Innovative Technologies to Study Autism
A recent project from the Center for Behavior Imaging at Georgia Institute of Technology promises an important impact on understanding autism and other behavioral disorders through new technologies that measure the behavior of children.
The first technology consists of an instrument that uses a special facial-analysis program and a pair gaze-tracking eye-wear. This allows researchers to study the eye-contact the child makes with the person who is wearing the eye-wear. The second instrument is made of multiple accelerometers that monitor and categorize any behavioral problems that these children might have. These two technologies are currently being used in the ongoing work at the CBI (Center for Behavior Imaging). Researchers are trying to combine medical understanding of behavioral disorders with computer guided screening and measurements.
According to precedent studies, children that are predisposed for autism often show specific behavioral markers. One of these specific markers is the unwillingness to make continuous or repeated eye contact with people around them. A computational software capable of detecting these two markers can significantly improve the currently existing screening methods. The project is funded by the NSF (national Science Foundation) through the help of professor Jim Rehg.
The studies for the new technologies were conducted in the CSL (Child Study Lab) from the Georgia Institute of Technology. Researchers captured a video of a child that was interacting with an adult wearing a front-facing camera on the gaze-tracking device. The recorded video was then processed through the facial-analysis software. The software is able to detect the direction of the child’s gaze, thus analyzing the length of direct eye contact between the two participants. Its current accuracy is noted at 80%.

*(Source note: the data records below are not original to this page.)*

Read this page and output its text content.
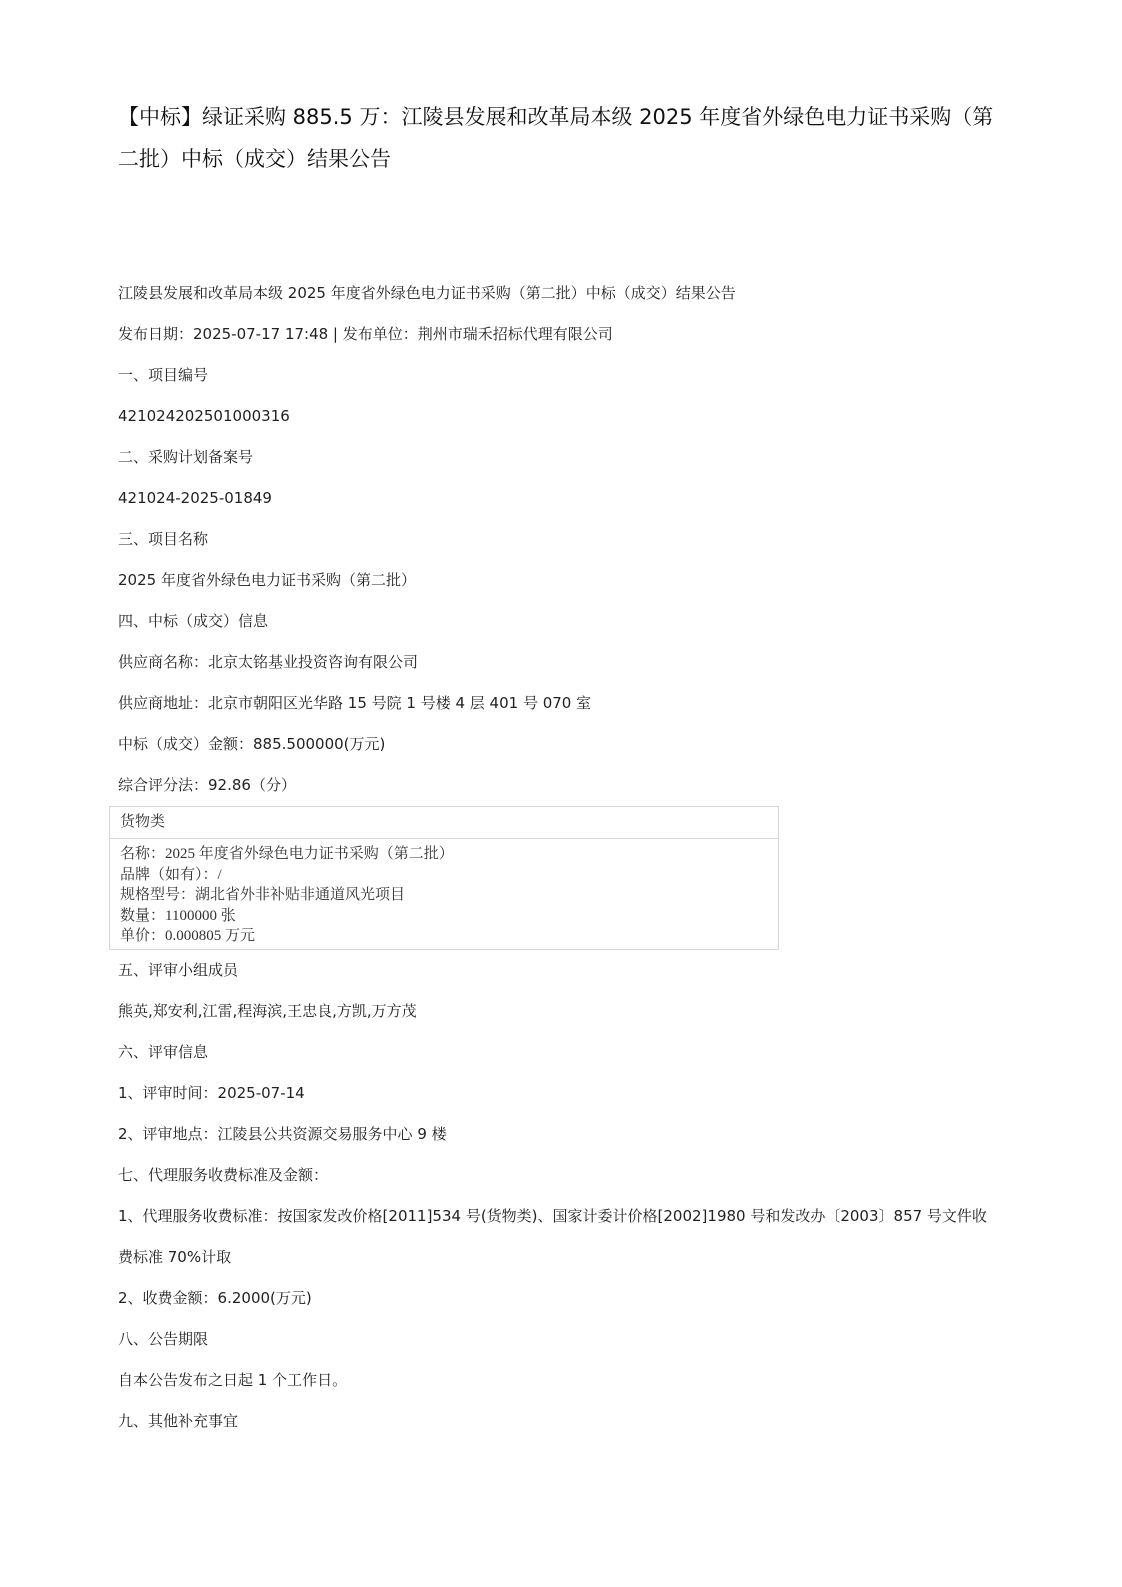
【中标】绿证采购 885.5 万：江陵县发展和改革局本级 2025 年度省外绿色电力证书采购（第二批）中标（成交）结果公告
江陵县发展和改革局本级 2025 年度省外绿色电力证书采购（第二批）中标（成交）结果公告
发布日期：2025-07-17 17:48 | 发布单位：荆州市瑞禾招标代理有限公司
一、项目编号
421024202501000316
二、采购计划备案号
421024-2025-01849
三、项目名称
2025 年度省外绿色电力证书采购（第二批）
四、中标（成交）信息
供应商名称：北京太铭基业投资咨询有限公司
供应商地址：北京市朝阳区光华路 15 号院 1 号楼 4 层 401 号 070 室
中标（成交）金额：885.500000(万元)
综合评分法：92.86（分）
货物类
名称：2025 年度省外绿色电力证书采购（第二批）
品牌（如有）：/
规格型号：湖北省外非补贴非通道风光项目
数量：1100000 张
单价：0.000805 万元
五、评审小组成员
熊英,郑安利,江雷,程海滨,王忠良,方凯,万方茂
六、评审信息
1、评审时间：2025-07-14
2、评审地点：江陵县公共资源交易服务中心 9 楼
七、代理服务收费标准及金额：
1、代理服务收费标准：按国家发改价格[2011]534 号(货物类)、国家计委计价格[2002]1980 号和发改办〔2003〕857 号文件收费标准 70%计取
2、收费金额：6.2000(万元)
八、公告期限
自本公告发布之日起 1 个工作日。
九、其他补充事宜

According to professor Rehg, precedent methods used to study the eye gaze were very laborious and involved many hours of video analysis. However, this new method can be used to replicate the results automatically, thus reducing the analysis hours and intensive labor. Professor Rehg notes that these are only preliminary results due to the fact that the method was only performed on a single child. Nevertheless, Rehg and his research team are confident that these results will be replicated because of the similarities between humans’ eyes.
The second technology was developed through a collaboration between researchers at the Georgia Institute of Technology (US), Newcastle University (UK) and the Marcus Autism Center (US). The device consists of a pack of sensors that are worn on the wrists and ankles. These sensors use accelerometers in order to detect every movement that the subject makes. The researchers developed a series of algorithms that can automatically detect changes in behavior. These changes are then analyzed and classified as disruptive, self-injurious or aggressive.
The analysis algorithm was developed on four staff members from the Marcus Autism Center. More than 1000 moves and behavior instances were categorized and analyzed. Researchers say that the technology can detect problematic behaviors with an accuracy of over 95% and can classify different behaviors with an accuracy of over 80%. When the algorithm was used on a child that was previously diagnosed with autism, it detected the behavioral problems with an accuracy of 81% whilst classifying them correctly with almost 70% accuracy.
“These results are very promising in leading the way toward more accurate and reliable measurement of problem behavior, which is important in determining whether treatments targeting these behaviors are working”, noted Agata Rozga, one of the researchers. According to professor Gregory Abowd, these new technologies will have a major impact on the lives of many children and their families due to the more effective screening capabilities.
Both these technologies were first presented at the 14th International Conference of Ubiquitous Computing, in early September.